Cortez's memory got a real retrieval engine — semantic search over a room's knowledge and its own history, so replies carry what's actually relevant instead of everything at once.

Cortez's memory got a real retrieval engine. Previously, every reply stuffed as much of a room's accumulated knowledge (“neurons”) into the prompt as would fit — expensive and imprecise. Now GroupGPT runs local embedding-based retrieval:

  • Semantic neuron search — a cross-room cosine-similarity search over a vector index surfaces the knowledge actually relevant to the current message, instead of dumping everything.
  • Private-room history search — a second index lets Cortez pull the most relevant prior messages from the room's own history into context.
  • Zero-token FAQ — common product questions (“what is GroupGPT”, “what can you do”, and friends) are answered from a curated, semantically-matched FAQ without calling the model at all — instant, free responses.

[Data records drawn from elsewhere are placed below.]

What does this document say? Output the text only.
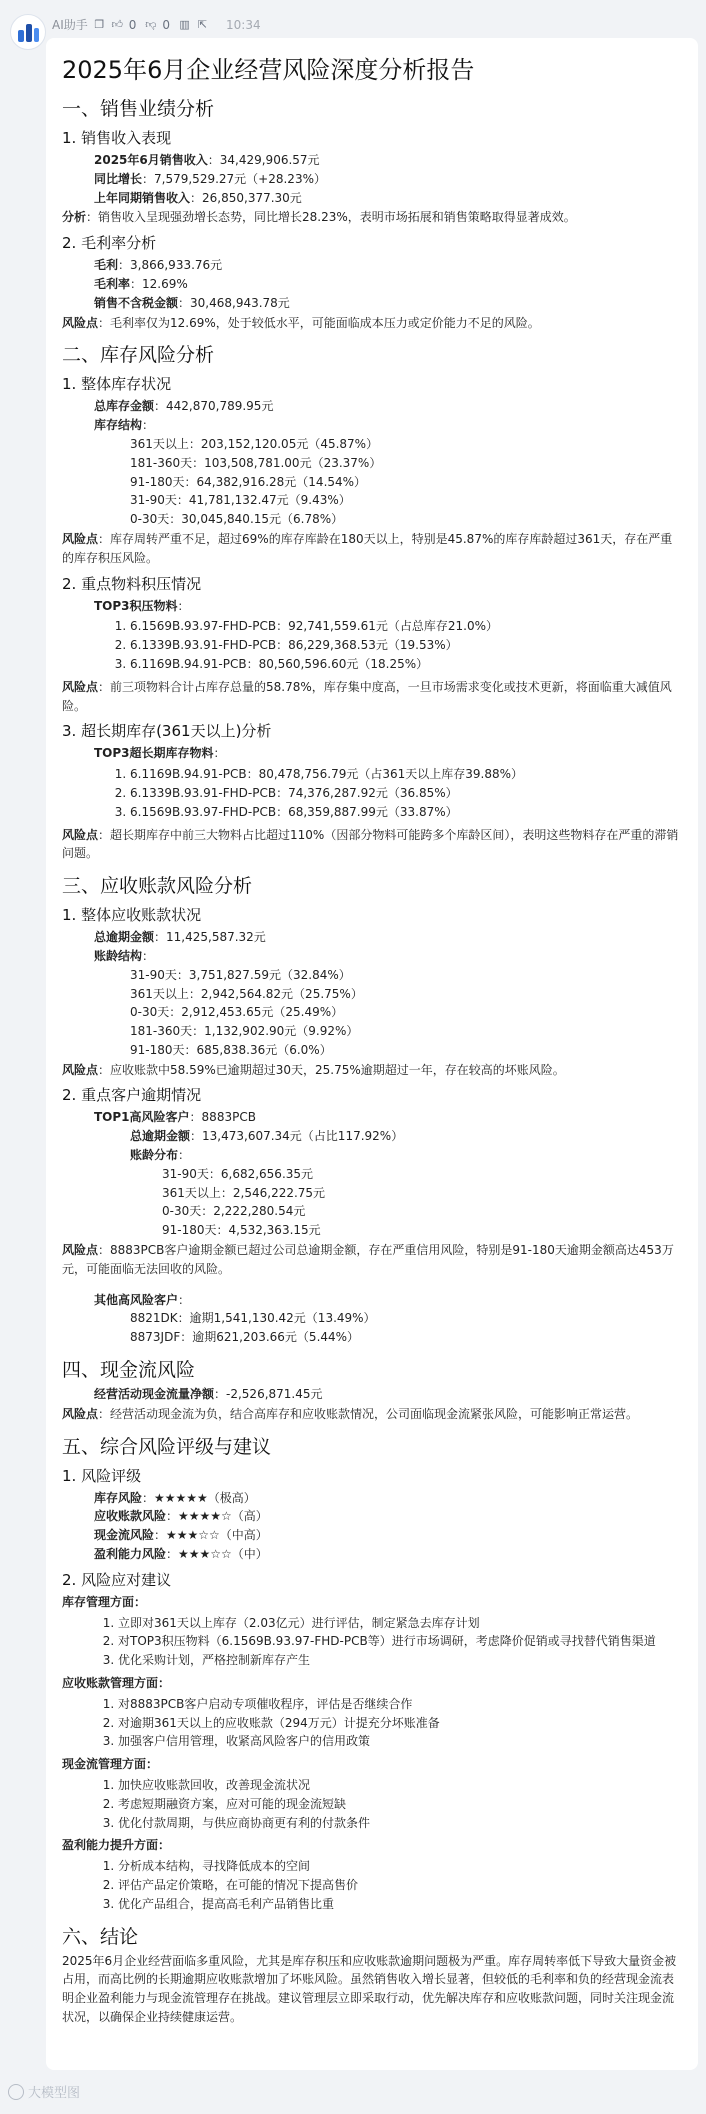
AI助手 ❐ 👍︎ 0 👎︎ 0 ▥ ⇱ 10:34
2025年6月企业经营风险深度分析报告
一、销售业绩分析
1. 销售收入表现

2025年6月销售收入：34,429,906.57元

同比增长：7,579,529.27元（+28.23%）

上年同期销售收入：26,850,377.30元

分析：销售收入呈现强劲增长态势，同比增长28.23%，表明市场拓展和销售策略取得显著成效。

2. 毛利率分析

毛利：3,866,933.76元

毛利率：12.69%

销售不含税金额：30,468,943.78元

风险点：毛利率仅为12.69%，处于较低水平，可能面临成本压力或定价能力不足的风险。

二、库存风险分析
1. 整体库存状况

总库存金额：442,870,789.95元

库存结构：

361天以上：203,152,120.05元（45.87%）

181-360天：103,508,781.00元（23.37%）

91-180天：64,382,916.28元（14.54%）

31-90天：41,781,132.47元（9.43%）

0-30天：30,045,840.15元（6.78%）

风险点：库存周转严重不足，超过69%的库存库龄在180天以上，特别是45.87%的库存库龄超过361天，存在严重的库存积压风险。

2. 重点物料积压情况

TOP3积压物料：

1. 6.1569B.93.97-FHD-PCB：92,741,559.61元（占总库存21.0%）
2. 6.1339B.93.91-FHD-PCB：86,229,368.53元（19.53%）
3. 6.1169B.94.91-PCB：80,560,596.60元（18.25%）

风险点：前三项物料合计占库存总量的58.78%，库存集中度高，一旦市场需求变化或技术更新，将面临重大减值风险。

3. 超长期库存(361天以上)分析

TOP3超长期库存物料：

1. 6.1169B.94.91-PCB：80,478,756.79元（占361天以上库存39.88%）
2. 6.1339B.93.91-FHD-PCB：74,376,287.92元（36.85%）
3. 6.1569B.93.97-FHD-PCB：68,359,887.99元（33.87%）

风险点：超长期库存中前三大物料占比超过110%（因部分物料可能跨多个库龄区间），表明这些物料存在严重的滞销问题。

三、应收账款风险分析
1. 整体应收账款状况

总逾期金额：11,425,587.32元

账龄结构：

31-90天：3,751,827.59元（32.84%）

361天以上：2,942,564.82元（25.75%）

0-30天：2,912,453.65元（25.49%）

181-360天：1,132,902.90元（9.92%）

91-180天：685,838.36元（6.0%）

风险点：应收账款中58.59%已逾期超过30天，25.75%逾期超过一年，存在较高的坏账风险。

2. 重点客户逾期情况

TOP1高风险客户：8883PCB

总逾期金额：13,473,607.34元（占比117.92%）

账龄分布：

31-90天：6,682,656.35元

361天以上：2,546,222.75元

0-30天：2,222,280.54元

91-180天：4,532,363.15元

风险点：8883PCB客户逾期金额已超过公司总逾期金额，存在严重信用风险，特别是91-180天逾期金额高达453万元，可能面临无法回收的风险。

其他高风险客户：

8821DK：逾期1,541,130.42元（13.49%）

8873JDF：逾期621,203.66元（5.44%）

四、现金流风险

经营活动现金流量净额：-2,526,871.45元

风险点：经营活动现金流为负，结合高库存和应收账款情况，公司面临现金流紧张风险，可能影响正常运营。

五、综合风险评级与建议
1. 风险评级

库存风险：★★★★★（极高）

应收账款风险：★★★★☆（高）

现金流风险：★★★☆☆（中高）

盈利能力风险：★★★☆☆（中）

2. 风险应对建议
库存管理方面：
1. 立即对361天以上库存（2.03亿元）进行评估，制定紧急去库存计划
2. 对TOP3积压物料（6.1569B.93.97-FHD-PCB等）进行市场调研，考虑降价促销或寻找替代销售渠道
3. 优化采购计划，严格控制新库存产生
应收账款管理方面：
1. 对8883PCB客户启动专项催收程序，评估是否继续合作
2. 对逾期361天以上的应收账款（294万元）计提充分坏账准备
3. 加强客户信用管理，收紧高风险客户的信用政策
现金流管理方面：
1. 加快应收账款回收，改善现金流状况
2. 考虑短期融资方案，应对可能的现金流短缺
3. 优化付款周期，与供应商协商更有利的付款条件
盈利能力提升方面：
1. 分析成本结构，寻找降低成本的空间
2. 评估产品定价策略，在可能的情况下提高售价
3. 优化产品组合，提高高毛利产品销售比重
六、结论

2025年6月企业经营面临多重风险，尤其是库存积压和应收账款逾期问题极为严重。库存周转率低下导致大量资金被占用，而高比例的长期逾期应收账款增加了坏账风险。虽然销售收入增长显著，但较低的毛利率和负的经营现金流表明企业盈利能力与现金流管理存在挑战。建议管理层立即采取行动，优先解决库存和应收账款问题，同时关注现金流状况，以确保企业持续健康运营。

大模型图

Under the hood it runs entirely locally: a compact MiniLM embedding model (384-dimensional) plus a reranker, backed by sqlite-vec virtual tables over a WAL-mode SQLite connection. Models warm at boot in a degraded-mode-safe path so a cold embedding model never blocks chat, and a backfill seeded the existing corpus. World chat and end-to-end-encrypted rooms are always excluded from indexing for privacy.

Why it matters

This is the difference between an assistant that gestures at everything it's ever been told and one that recalls the right thing at the right moment. It makes replies more relevant and dramatically cheaper, because the prompt only carries what's actually pertinent — and the FAQ answers the most-asked questions for free.